Em primeiro lugar, é necessário ressaltar que uma das causas da exploração dos trabalhadores é o desemprego. Isso acontece, principalmente, em virtude do cidadão com necessidade de conseguir renda, acaba por submeter-se a qualquer oportunidade de trabalho, mesmo que seus direitos sejam privados. Sendo assim, esses fatores atuam em fluxo contínuo e favorecem na formação de um problema social de dimensões cada vez maiores.
Ademais, é preciso atentar que outra causa que corrobora para o problema é o descaso com a saúde psicológica dos empregados. Segundo Gilberto Dimenstein, jornalista e criador do portal Catraca Livre, o grande mal do cidadão é a banalização do olhar, é não enxergar as mazelas sociais como a exploração dos trabalhadores em seus serviços. Logo, é fundamental que medidas imediatas sejam tomadas para que a sociedade de modo geral possa usufruir de seus direitos.

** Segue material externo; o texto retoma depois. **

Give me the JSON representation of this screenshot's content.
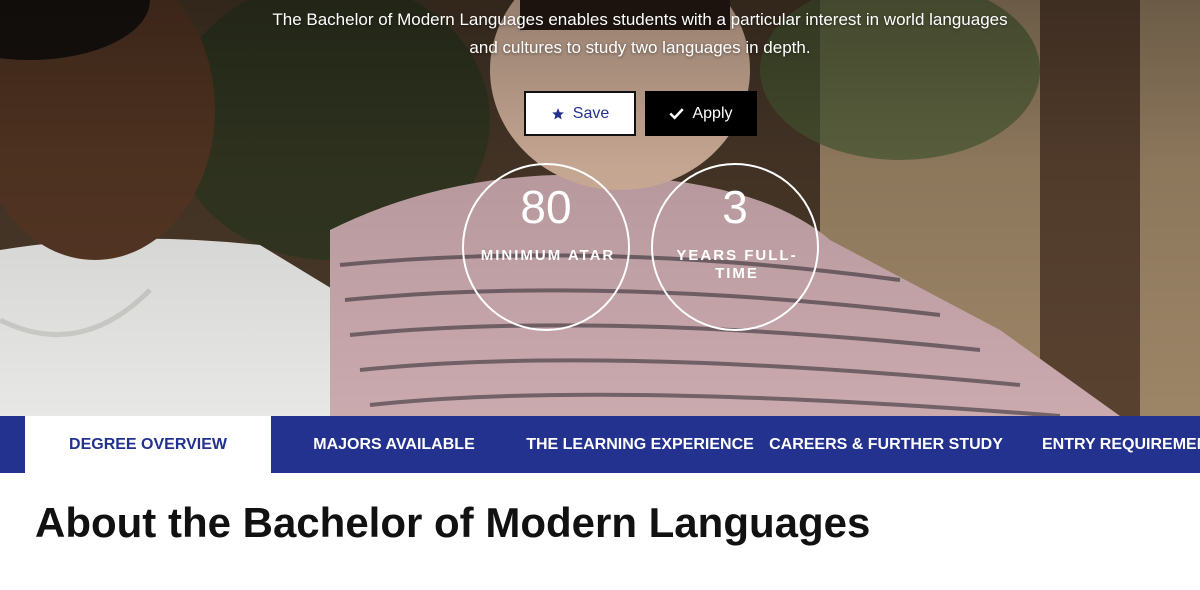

Torna-se evidente, a urgência de medidas para alterar o cenário vigente. Dessa maneira, é dever da mídia - grande difusora de informações e principal veículo formador de opinião - assumir seu papel de agente social para questões da cidadania, por meio de documentários e reportagens, os quais retratem, de maneira fidedigna, a seriedade da exploração dos trabalhadores, com o intuito de reduzir os esteriótipos e o silêncio em relação ao assunto. Só assim, o país tornar-se-à mais plural e justo.